Over the past decade, major progress has been made towards increasing access to education generally, as well as for persons with autism specifically.
However, in 2020, as the COVID-19 pandemic spread across the globe, a majority of countries announced the temporary closure of schools, impacting more than 90 percent of students worldwide. The disruption in learning caused by the pandemic has reversed years of progress and has exacerbated inequalities in education.
Many students with autism have been especially hard hit and studies show that they have been disproportionately affected by disruptions to routines, as well as services and supports that they rely on.
The 17 Sustainable Development Goals adopted by world leaders at the United Nations in 2015 provide a blueprint for addressing the major challenges facing the world, including inequality.
Sustainable Development Goal 4 (SDG 4) focuses on ensuring inclusive and equitable quality education and promoting lifelong learning opportunities for all, as the foundation for improving people’s lives and reducing inequalities.
The specific targets for SDG 4 refer to the need to ensure “equal access to all levels of education and vocational training” for persons with disabilities and to build and upgrade education facilities that are disability sensitive and that provide “inclusive and effective learning environments for all.”
In this respect, the SDGs echo the UN Convention on the Rights of Persons with Disabilities.
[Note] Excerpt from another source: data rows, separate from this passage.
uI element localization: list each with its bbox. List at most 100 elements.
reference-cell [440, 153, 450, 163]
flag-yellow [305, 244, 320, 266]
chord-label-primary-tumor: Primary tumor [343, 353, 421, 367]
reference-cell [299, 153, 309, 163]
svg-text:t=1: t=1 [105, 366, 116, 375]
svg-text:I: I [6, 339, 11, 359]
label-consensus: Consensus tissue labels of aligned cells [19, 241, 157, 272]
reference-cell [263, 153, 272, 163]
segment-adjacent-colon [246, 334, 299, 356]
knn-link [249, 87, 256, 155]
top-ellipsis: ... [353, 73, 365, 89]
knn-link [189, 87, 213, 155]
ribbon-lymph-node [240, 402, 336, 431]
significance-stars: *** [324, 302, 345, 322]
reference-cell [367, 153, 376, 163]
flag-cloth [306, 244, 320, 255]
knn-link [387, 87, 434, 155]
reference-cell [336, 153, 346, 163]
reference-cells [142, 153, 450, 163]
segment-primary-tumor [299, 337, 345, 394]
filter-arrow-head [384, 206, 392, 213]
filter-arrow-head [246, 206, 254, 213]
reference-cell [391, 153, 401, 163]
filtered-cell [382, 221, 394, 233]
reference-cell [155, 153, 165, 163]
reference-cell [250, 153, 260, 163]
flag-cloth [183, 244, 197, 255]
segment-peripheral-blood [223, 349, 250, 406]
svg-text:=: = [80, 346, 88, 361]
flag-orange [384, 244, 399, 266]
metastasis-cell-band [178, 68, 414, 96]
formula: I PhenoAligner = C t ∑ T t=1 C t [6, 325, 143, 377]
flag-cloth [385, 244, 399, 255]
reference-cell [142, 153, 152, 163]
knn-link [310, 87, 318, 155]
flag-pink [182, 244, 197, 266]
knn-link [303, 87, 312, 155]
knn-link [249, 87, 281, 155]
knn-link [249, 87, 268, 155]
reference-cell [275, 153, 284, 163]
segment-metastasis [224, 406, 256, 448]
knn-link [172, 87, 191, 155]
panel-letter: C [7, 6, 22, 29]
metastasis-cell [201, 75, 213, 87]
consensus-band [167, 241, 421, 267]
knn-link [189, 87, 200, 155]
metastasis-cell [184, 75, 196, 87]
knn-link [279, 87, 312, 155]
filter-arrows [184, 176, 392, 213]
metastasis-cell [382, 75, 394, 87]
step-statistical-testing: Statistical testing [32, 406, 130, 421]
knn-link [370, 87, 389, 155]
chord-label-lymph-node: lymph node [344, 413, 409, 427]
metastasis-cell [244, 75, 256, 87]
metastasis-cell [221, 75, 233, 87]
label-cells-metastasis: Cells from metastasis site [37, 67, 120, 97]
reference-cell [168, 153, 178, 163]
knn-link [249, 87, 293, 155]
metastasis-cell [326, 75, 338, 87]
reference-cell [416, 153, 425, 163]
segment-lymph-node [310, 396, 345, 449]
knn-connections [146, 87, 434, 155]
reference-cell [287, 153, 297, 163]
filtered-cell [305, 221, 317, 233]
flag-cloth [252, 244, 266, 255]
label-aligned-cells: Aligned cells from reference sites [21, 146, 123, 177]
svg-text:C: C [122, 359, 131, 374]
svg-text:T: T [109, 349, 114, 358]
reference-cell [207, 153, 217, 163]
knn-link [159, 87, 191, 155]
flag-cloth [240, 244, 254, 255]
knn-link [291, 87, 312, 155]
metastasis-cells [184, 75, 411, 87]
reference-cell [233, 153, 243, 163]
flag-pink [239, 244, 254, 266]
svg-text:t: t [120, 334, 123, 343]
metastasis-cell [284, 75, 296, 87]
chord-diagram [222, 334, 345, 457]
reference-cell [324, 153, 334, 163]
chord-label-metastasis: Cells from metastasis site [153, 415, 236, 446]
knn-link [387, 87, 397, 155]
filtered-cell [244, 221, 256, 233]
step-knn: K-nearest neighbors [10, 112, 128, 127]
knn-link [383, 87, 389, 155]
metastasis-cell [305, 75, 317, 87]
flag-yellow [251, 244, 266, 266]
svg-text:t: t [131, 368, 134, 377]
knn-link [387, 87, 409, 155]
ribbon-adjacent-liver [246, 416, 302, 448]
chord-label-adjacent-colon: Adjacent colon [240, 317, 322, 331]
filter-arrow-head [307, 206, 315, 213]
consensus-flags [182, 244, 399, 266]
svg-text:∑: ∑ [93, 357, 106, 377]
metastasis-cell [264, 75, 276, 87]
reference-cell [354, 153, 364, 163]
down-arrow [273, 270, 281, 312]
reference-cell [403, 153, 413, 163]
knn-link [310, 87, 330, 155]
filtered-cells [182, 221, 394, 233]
Article 24 of the Convention recognizes that persons with disabilities have the right to inclusive, quality education on an equal basis with others and that reasonable accommodation of the individual’s requirements should be provided.
The 2022 World Autism Awareness Day observance
This year‘s observance will address inclusive education in the context of SDG 4 – the promise and reality – through a virtual event that will include a moderated panel discussion, along with brief presentations by self-advocates, educators, and other experts.
The theme of inclusive education is intrinsically linked with the focus of last year’s WAAD observance, “Inclusion in the Workplace”. Panelists in last year’s event emphasized how crucial it is to foster inclusive quality education for people on the autism spectrum so that they can fulfill their potential and achieve sustainable success in the labor market. In this respect, inclusive education is the key to the transformative promise of the Sustainable Development Goals, to LEAVE NO ONE BEHIND.
The event is organized by the UN Department of Global Communications and the UN Department of Economic and Social Affairs, with the support of civil society partners including the Autistic Self Advocacy Network, the Global Autism Project, and the Specialisterne Foundation.